A pivotal dimension of COVID-19 has been the classification of certain work(ers) as essential. In a dialogue with Sara Stevano, lead author of “Essential for What? A Global Social Reproduction View on the Re-organisation of Work during the COVID-19 Pandemic,” respondents discuss their own research on essential work.
- 0:00 Introduction
- 0:50 Panel begins
- 10:56 – 12:00 Sara Stevano talks about how feminist political economy can help us to understand how social reproduction is also essential work.
- 16:50 – 19:00 Sara Stevano argues that essential work as a term is both political and fungible. This demonstrates a lack of consensus in terms of what can be classified as essential work.

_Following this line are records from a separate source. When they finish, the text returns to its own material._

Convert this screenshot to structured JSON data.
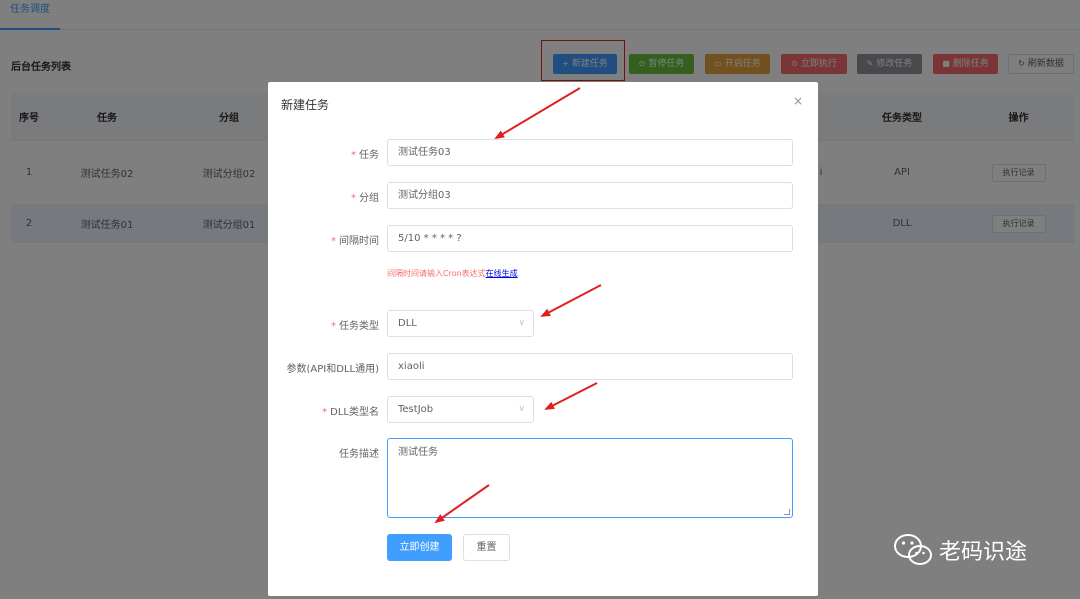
{
  "tab": {
    "label": "任务调度"
  },
  "list": {
    "title": "后台任务列表"
  },
  "toolbar": {
    "new_label": "新建任务",
    "pause_label": "暂停任务",
    "start_label": "开启任务",
    "run_label": "立即执行",
    "edit_label": "修改任务",
    "delete_label": "删除任务",
    "refresh_label": "刷新数据",
    "colors": {
      "new": "#409eff",
      "pause": "#67c23a",
      "start": "#e6a23c",
      "run": "#f56c6c",
      "edit": "#909399",
      "delete": "#f56c6c"
    }
  },
  "table": {
    "headers": {
      "idx": "序号",
      "task": "任务",
      "group": "分组",
      "type": "任务类型",
      "op": "操作"
    },
    "rows": [
      {
        "idx": "1",
        "task": "测试任务02",
        "group": "测试分组02",
        "frag": "i",
        "type": "API",
        "op": "执行记录"
      },
      {
        "idx": "2",
        "task": "测试任务01",
        "group": "测试分组01",
        "frag": "",
        "type": "DLL",
        "op": "执行记录"
      }
    ]
  },
  "dialog": {
    "title": "新建任务",
    "close": "×",
    "fields": {
      "task": {
        "label": "任务",
        "value": "测试任务03"
      },
      "group": {
        "label": "分组",
        "value": "测试分组03"
      },
      "interval": {
        "label": "间隔时间",
        "value": "5/10 * * * * ?"
      },
      "type": {
        "label": "任务类型",
        "value": "DLL"
      },
      "params": {
        "label": "参数(API和DLL通用)",
        "value": "xiaoli"
      },
      "dll": {
        "label": "DLL类型名",
        "value": "TestJob"
      },
      "desc": {
        "label": "任务描述",
        "value": "测试任务"
      }
    },
    "hint": {
      "text": "间隔时间请输入Cron表达式",
      "link": "在线生成"
    },
    "create_label": "立即创建",
    "reset_label": "重置",
    "required_mark": "*"
  },
  "watermark": {
    "text": "老码识途"
  }
}
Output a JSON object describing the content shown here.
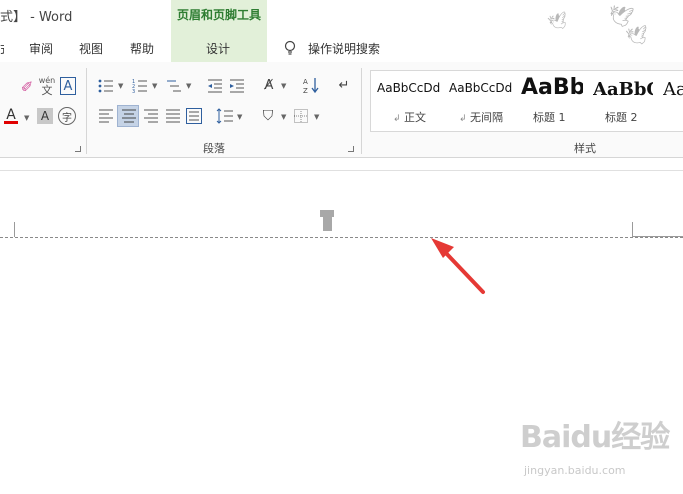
{
  "window": {
    "title": "式】 - Word"
  },
  "context_tools": {
    "group_title": "页眉和页脚工具",
    "tab_label": "设计"
  },
  "tabs": [
    {
      "label": "审阅"
    },
    {
      "label": "视图"
    },
    {
      "label": "帮助"
    }
  ],
  "tell_me": {
    "label": "操作说明搜索"
  },
  "ribbon": {
    "font_group": {
      "pinyin_label": "wén",
      "pinyin_char": "文"
    },
    "paragraph_group": {
      "label": "段落"
    },
    "styles_group": {
      "label": "样式"
    }
  },
  "styles": [
    {
      "sample": "AaBbCcDd",
      "name": "正文"
    },
    {
      "sample": "AaBbCcDd",
      "name": "无间隔"
    },
    {
      "sample": "AaBb",
      "name": "标题 1"
    },
    {
      "sample": "AaBbC",
      "name": "标题 2"
    },
    {
      "sample": "Aa",
      "name": ""
    }
  ],
  "watermark": {
    "brand": "Baidu经验",
    "url": "jingyan.baidu.com"
  },
  "colors": {
    "accent_green": "#2e7d32",
    "context_bg": "#e2f0d9",
    "arrow_red": "#e53935",
    "font_color_red": "#e00000"
  }
}
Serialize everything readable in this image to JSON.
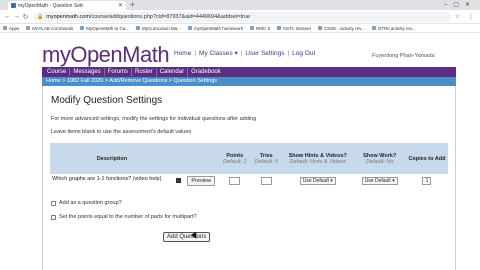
{
  "browser": {
    "tab_title": "myOpenMath - Question Sett",
    "url_host": "myopenmath.com",
    "url_path": "/course/addquestions.php?cid=87937&aid=4449694&addset=true",
    "bookmarks": [
      "Apps",
      "MATLAB commands",
      "MyOpenMath to Ca...",
      "MyCurriculum Ma...",
      "myOpenMath homework",
      "RMC 8",
      "CETL Intranet",
      "CSSE - activity rev...",
      "GTRs activity rev..."
    ]
  },
  "site": {
    "logo_prefix": "my",
    "logo_main": "OpenMath",
    "top_nav": {
      "home": "Home",
      "my_classes": "My Classes ▾",
      "user_settings": "User Settings",
      "logout": "Log Out"
    },
    "username": "Fuyerdong Phan-Yamada",
    "main_nav": [
      "Course",
      "Messages",
      "Forums",
      "Roster",
      "Calendar",
      "Gradebook"
    ],
    "breadcrumb": "Home > 1082 Fall 2020 > Add/Remove Questions > Question Settings"
  },
  "main": {
    "heading": "Modify Question Settings",
    "intro": "For more advanced settings, modify the settings for individual questions after adding",
    "note": "Leave items blank to use the assessment's default values",
    "table": {
      "headers": {
        "description": "Description",
        "points": "Points",
        "points_default": "Default: 1",
        "tries": "Tries",
        "tries_default": "Default: 5",
        "hints": "Show Hints & Videos?",
        "hints_default": "Default: Hints & Videos",
        "work": "Show Work?",
        "work_default": "Default: No",
        "copies": "Copies to Add"
      },
      "row": {
        "description": "Which graphs are 1-1 functions? (video help)",
        "preview": "Preview",
        "hints_value": "Use Default ▾",
        "work_value": "Use Default ▾",
        "copies_value": "1"
      }
    },
    "checkbox_group": "Add as a question group?",
    "checkbox_points": "Set the points equal to the number of parts for multipart?",
    "add_button": "Add Questions"
  }
}
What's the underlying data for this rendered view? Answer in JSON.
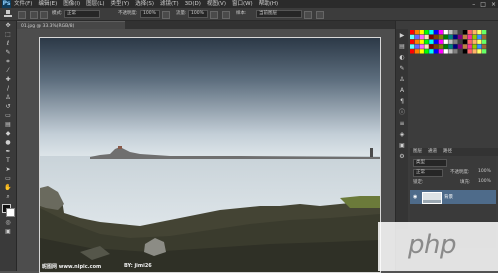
{
  "menubar": {
    "app_icon": "Ps",
    "menus": [
      "文件(F)",
      "编辑(E)",
      "图像(I)",
      "图层(L)",
      "类型(Y)",
      "选择(S)",
      "滤镜(T)",
      "3D(D)",
      "视图(V)",
      "窗口(W)",
      "帮助(H)"
    ],
    "window_controls": [
      "–",
      "□",
      "×"
    ]
  },
  "options": {
    "mode_label": "模式:",
    "mode_value": "正常",
    "opacity_label": "不透明度:",
    "opacity_value": "100%",
    "flow_label": "流量:",
    "flow_value": "100%",
    "sample_label": "样本:",
    "sample_value": "当前图层"
  },
  "document": {
    "tab_title": "01.jpg @ 33.3%(RGB/8)",
    "watermark_left": "昵图网 www.nipic.com",
    "watermark_right": "BY: jimi26"
  },
  "swatch_colors": [
    "#ff0000",
    "#ff8000",
    "#ffff00",
    "#00ff00",
    "#00ffff",
    "#0000ff",
    "#ff00ff",
    "#ffffff",
    "#c0c0c0",
    "#808080",
    "#404040",
    "#000000",
    "#ff6666",
    "#ffb366",
    "#ffff66",
    "#66ff66",
    "#66ffff",
    "#6666ff",
    "#ff66ff",
    "#ffe0c0",
    "#800000",
    "#804000",
    "#808000",
    "#008000",
    "#008080",
    "#000080",
    "#800080",
    "#c08040",
    "#ff3399",
    "#99cc00",
    "#3399ff",
    "#996633"
  ],
  "layers": {
    "tabs": [
      "图层",
      "通道",
      "路径"
    ],
    "kind_label": "类型",
    "blend_value": "正常",
    "opacity_label": "不透明度:",
    "opacity_value": "100%",
    "lock_label": "锁定:",
    "fill_label": "填充:",
    "fill_value": "100%",
    "layer_name": "背景"
  },
  "overlay": {
    "php_text": "php"
  }
}
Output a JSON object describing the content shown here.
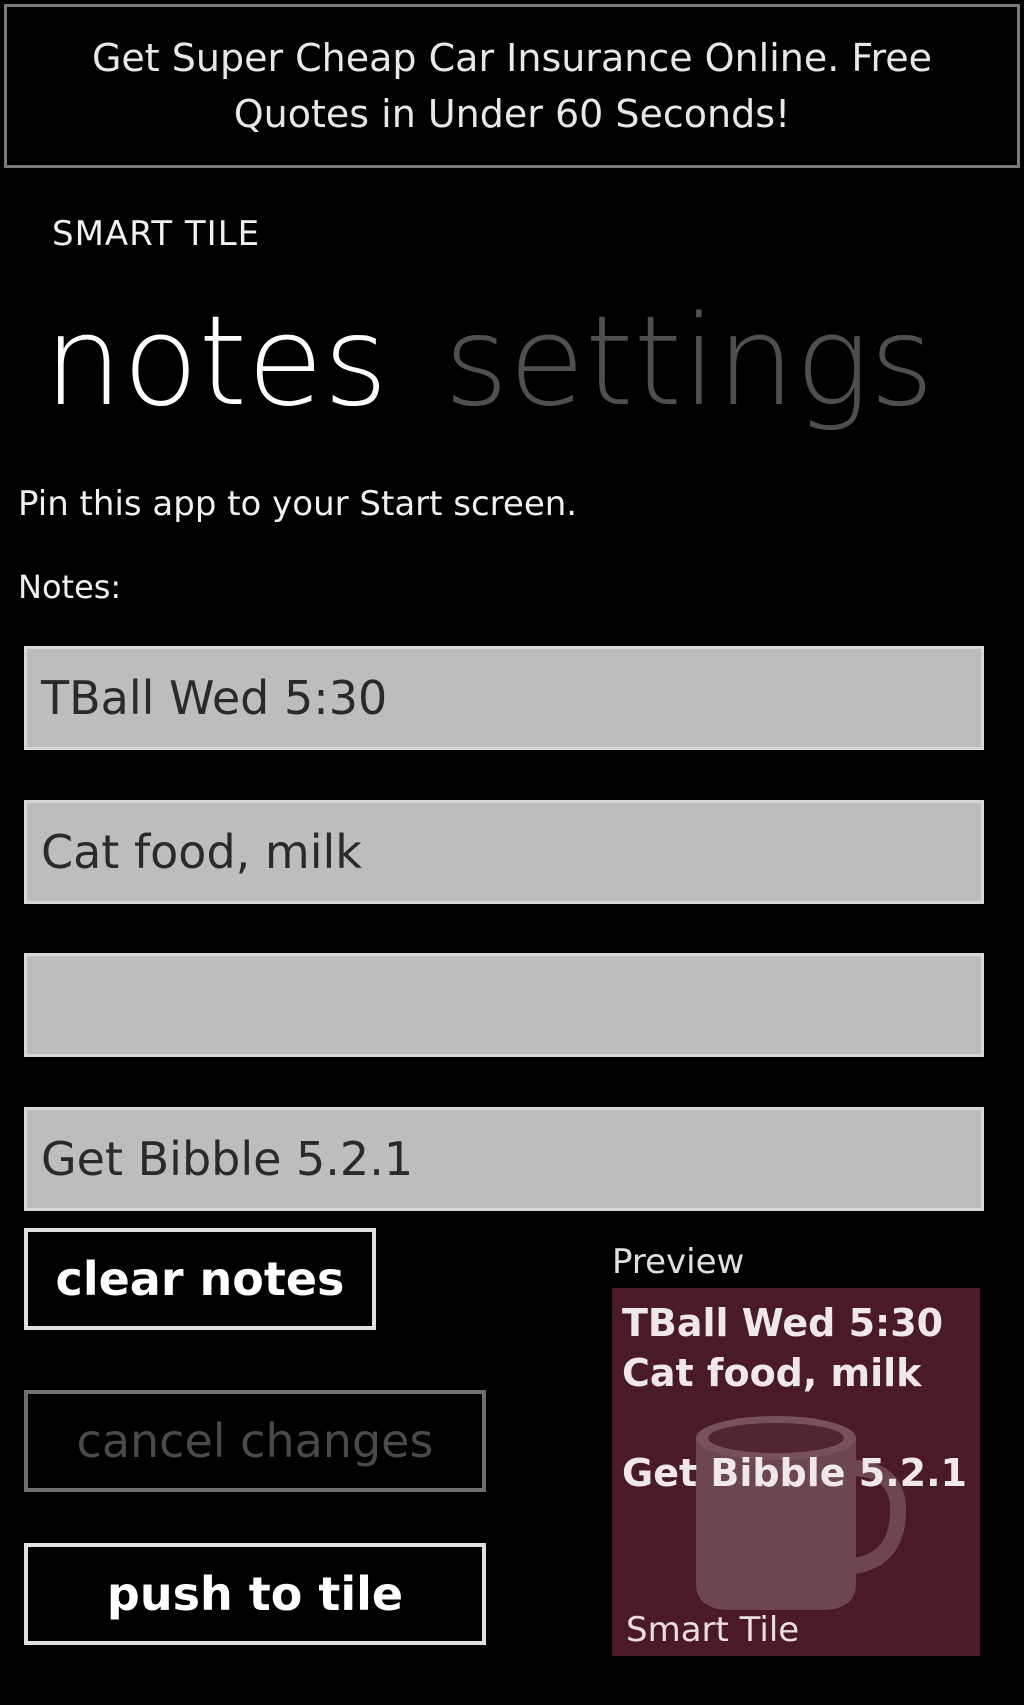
{
  "ad": {
    "text": "Get Super Cheap Car Insurance Online. Free Quotes in Under 60 Seconds!"
  },
  "app": {
    "title": "SMART TILE"
  },
  "pivot": {
    "items": [
      {
        "label": "notes",
        "active": true
      },
      {
        "label": "settings",
        "active": false
      }
    ]
  },
  "main": {
    "hint": "Pin this app to your Start screen.",
    "notes_label": "Notes:",
    "notes": [
      {
        "value": "TBall Wed 5:30"
      },
      {
        "value": "Cat food, milk"
      },
      {
        "value": ""
      },
      {
        "value": "Get Bibble 5.2.1"
      }
    ]
  },
  "buttons": {
    "clear_label": "clear notes",
    "cancel_label": "cancel changes",
    "push_label": "push to tile"
  },
  "preview": {
    "label": "Preview",
    "tile_color": "#4a1b26",
    "icon": "mug-icon",
    "lines": [
      "TBall Wed 5:30",
      "Cat food, milk",
      "",
      "Get Bibble 5.2.1"
    ],
    "tile_name": "Smart Tile"
  }
}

- 23:10 – 25:00 Sara Stevano illuminates how the official classifications of essential work used during the COVID-19 pandemic suffer from 3 key biases: a productivist bias, a Western bias that excludes informal workers (like street venders), and a nationalist bias (excluding migrant workers).
- 31:15 – 31:55 Michele Dickerson highlights the challenges in using of the “essential” label but argues that the essential worker label has made visible previously invisible forms of devalued work. Even if “essential worker” are not valued differently in a post-pandemic era, she says that it will be impossible to unsee what we have experienced during the pandemic.
- 40:25 – 41:07 Michele Dickerson proposes an excessive profits tax as a way to respond to the economic inequalities laid bare, and exacerbated, by the pandemic. In this scenario, companies would be taxed on profits gained because of the pandemic, and these taxes would be distributed to the workers who made those profits possible.
- 1:02:00 – 1:04:20 Sharmila Rudrappa asks us to think about essential workers rather than essential work.